Trump’s proposed budget would cut 20 percent of the NIH’s budget; the highest priority areas would be “suicide prevention, serious mental illness and children’s mental health” according to NPR. This cut seems to ignore the fact that scientific research is an extremely costly processes that takes years and often does not occur in a linear fashion.

For example, Memantine, which blocks a receptor in nerve cells and prevents them from overstimulation, was originally supposed to be a diabetes treatment.

Yet, it is now the only drug that has been approved for Alzheimer treatment in moderate to severe cases.

We may not stumble upon treatments like this if funding is curbed so 
severely.

Ignoring the scientific implications, cutting this funding would cut jobs.

The NIH and its grants have created more than 300,000 full and part-time jobs through research. These research grants led to the purchase from biotechnology companies that provide chemical and scientific supplies, the majority of which are in the United States. Less research equals to less money being spent on these product.

Additionally many pharmaceutical companies partner with the NIH in order to fund their research and development for new drugs.

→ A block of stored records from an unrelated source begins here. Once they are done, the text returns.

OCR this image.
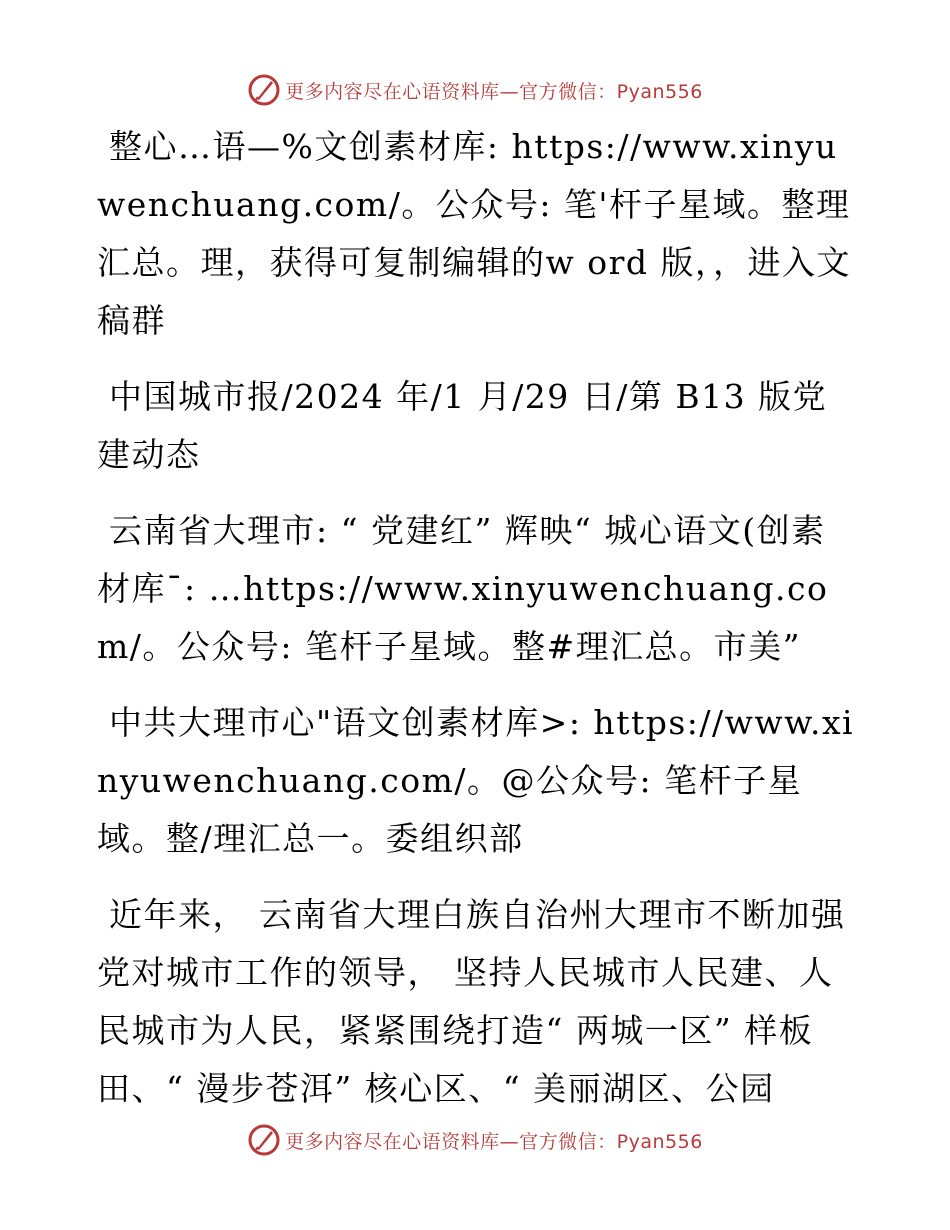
更多内容尽在心语资料库—官方微信：Pyan556

整心…语—%文创素材库: https://www.xinyuwenchuang.com/。公众号: 笔'杆子星域。整理汇总。理，获得可复制编辑的w ord 版，，进入文稿群

中国城市报/2024 年/1 月/29 日/第 B13 版党建动态

云南省大理市: “ 党建红” 辉映“ 城心语文(创素材库¯: …https://www.xinyuwenchuang.com/。公众号: 笔杆子星域。整#理汇总。市美”

中共大理市心"语文创素材库>: https://www.xinyuwenchuang.com/。@公众号: 笔杆子星域。整/理汇总一。委组织部

近年来， 云南省大理白族自治州大理市不断加强党对城市工作的领导， 坚持人民城市人民建、人民城市为人民，紧紧围绕打造“ 两城一区” 样板田、“ 漫步苍洱” 核心区、“ 美丽湖区、公园

更多内容尽在心语资料库—官方微信：Pyan556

Drug research can cost upwards of one billion dollars for a new drug, so without NIH funding companies would be severely limited in how much they could spend treating new diseases.

Eli Lilly worked with the NIH in order to help eliminate multi-drug hesitance tuberculosis and provide funding for cures to rare diseases like hypoparathyroidism. This can have multiple effects in the future of healthcare.

Cancer treatments, drug cures and pharmaceutical treatments are all supported by funding through the NIH.

They help support multibillion-dollar companies and can provide relief to citizens. Cutting this research could diminish the possibilities of future cures and resolve some of the worst health crises that plague our country.